Let me suggest this scenario. You understand the Lieutenant Governor or the Governor General went to the horse races, and it was tradition that the Governor General or Lieutenant Governor would go to these horse races every year. You also understand that the Governor General or the Lieutenant Governor spent money on the horses, betting, and then you understand that in fact public funds were used for betting on the horses.
Now, the person's no longer Governor General. Your interest is in the betting on the horses, not her attendance at the function, because she was doing her official function. Your interest is the use of public funds for betting on the horses in this example.
Arguably, as your scenario puts it, after she's no longer in the office but had personally used public funds for her own amusement in a manner that ostensibly was wrong, you should be able to talk to this private citizen about how she used public funds wrongly on this earlier occasion.
On the other hand, you can't talk to her about why she went to the races, period, because that was part of her official duties as Lieutenant Governor.
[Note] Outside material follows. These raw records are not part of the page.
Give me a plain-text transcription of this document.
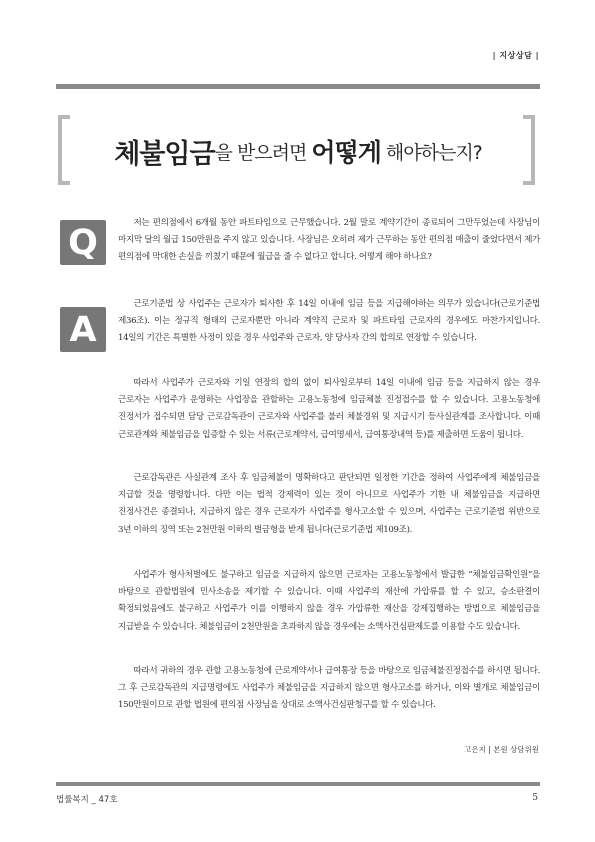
| 지상상담 |
체불임금 을 받으려면 어떻게 해야하는지?
Q	저는 편의점에서 6개월 동안 파트타임으로 근무했습니다. 2월 말로 계약기간이 종료되어 그만두었는데 사장님이 마지막 달의 월급 150만원을 주지 않고 있습니다. 사장님은 오히려 제가 근무하는 동안 편의점 매출이 줄었다면서 제가 편의점에 막대한 손실을 끼쳤기 때문에 월급을 줄 수 없다고 합니다. 어떻게 해야 하나요?

A

근로기준법 상 사업주는 근로자가 퇴사한 후 14일 이내에 임금 등을 지급해야하는 의무가 있습니다(근로기준법 제36조). 이는 정규직 형태의 근로자뿐만 아니라 계약직 근로자 및 파트타임 근로자의 경우에도 마찬가지입니다. 14일의 기간은 특별한 사정이 있을 경우 사업주와 근로자, 양 당사자 간의 합의로 연장할 수 있습니다.

따라서 사업주가 근로자와 기일 연장의 합의 없이 퇴사일로부터 14일 이내에 임금 등을 지급하지 않는 경우 근로자는 사업주가 운영하는 사업장을 관할하는 고용노동청에 임금체불 진정접수를 할 수 있습니다. 고용노동청에 진정서가 접수되면 담당 근로감독관이 근로자와 사업주를 불러 체불경위 및 지급시기 등사실관계를 조사합니다. 이때 근로관계와 체불임금을 입증할 수 있는 서류(근로계약서, 급여명세서, 급여통장내역 등)를 제출하면 도움이 됩니다.

근로감독관은 사실관계 조사 후 임금체불이 명확하다고 판단되면 일정한 기간을 정하여 사업주에게 체불임금을 지급할 것을 명령합니다. 다만 이는 법적 강제력이 있는 것이 아니므로 사업주가 기한 내 체불임금을 지급하면 진정사건은 종결되나, 지급하지 않은 경우 근로자가 사업주를 형사고소할 수 있으며, 사업주는 근로기준법 위반으로 3년 이하의 징역 또는 2천만원 이하의 벌금형을 받게 됩니다(근로기준법 제109조).

사업주가 형사처벌에도 불구하고 임금을 지급하지 않으면 근로자는 고용노동청에서 발급한 “체불임금확인원”을 바탕으로 관할법원에 민사소송을 제기할 수 있습니다. 이때 사업주의 재산에 가압류를 할 수 있고, 승소판결이 확정되었음에도 불구하고 사업주가 이를 이행하지 않을 경우 가압류한 재산을 강제집행하는 방법으로 체불임금을 지급받을 수 있습니다. 체불임금이 2천만원을 초과하지 않을 경우에는 소액사건심판제도를 이용할 수도 있습니다.

따라서 귀하의 경우 관할 고용노동청에 근로계약서나 급여통장 등을 바탕으로 임금체불진정접수를 하시면 됩니다. 그 후 근로감독관의 지급명령에도 사업주가 체불임금을 지급하지 않으면 형사고소를 하거나, 이와 별개로 체불임금이 150만원이므로 관할 법원에 편의점 사장님을 상대로 소액사건심판청구를 할 수 있습니다.

고은지 | 본원 상담위원
법률복지 _ 47호	5
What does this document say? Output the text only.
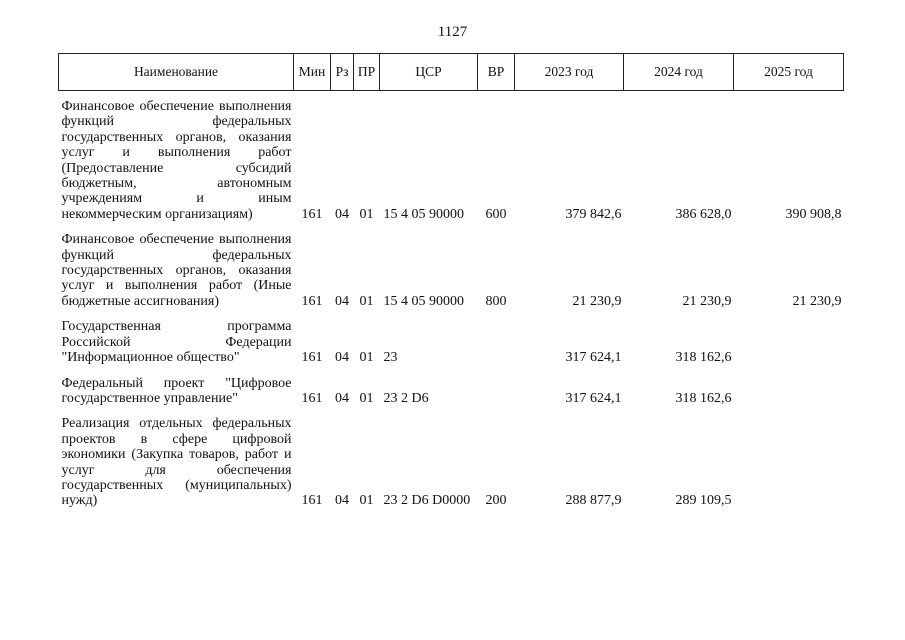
1127
Наименование	Мин	Рз	ПР	ЦСР	ВР	2023 год	2024 год	2025 год
Финансовое обеспечение выполнения функций федеральных государственных органов, оказания услуг и выполнения работ (Предоставление субсидий бюджетным, автономным учреждениям и иным некоммерческим организациям)	161	04	01	15 4 05 90000	600	379 842,6	386 628,0	390 908,8
Финансовое обеспечение выполнения функций федеральных государственных органов, оказания услуг и выполнения работ (Иные бюджетные ассигнования)	161	04	01	15 4 05 90000	800	21 230,9	21 230,9	21 230,9
Государственная программа Российской Федерации "Информационное общество"	161	04	01	23		317 624,1	318 162,6	
Федеральный проект "Цифровое государственное управление"	161	04	01	23 2 D6		317 624,1	318 162,6	
Реализация отдельных федеральных проектов в сфере цифровой экономики (Закупка товаров, работ и услуг для обеспечения государственных (муниципальных) нужд)	161	04	01	23 2 D6 D0000	200	288 877,9	289 109,5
Do you know what I mean? Now, somewhere in there I'm trying to articulate the idea that there is a distinction, but it's very hard in a particular situation to find that distinction, and you get yourself into a scenario in which you appear to be offending the rule, if you like, of respecting the office when you put questions of a kind that aren't clearly outside the domain of official function.
If you are so clearly outside the domain of official function and in fact what you're inquiring about is corruption, then arguably that's a criminal matter that presumably the authorities would pursue in due course.
I don't know if I make myself very clear, Mr. Chairman, but it's very hard to discern a legitimate area of questioning that won't in fact trespass upon the official functions of the Lieutenant Governor while in office. It's just very difficult.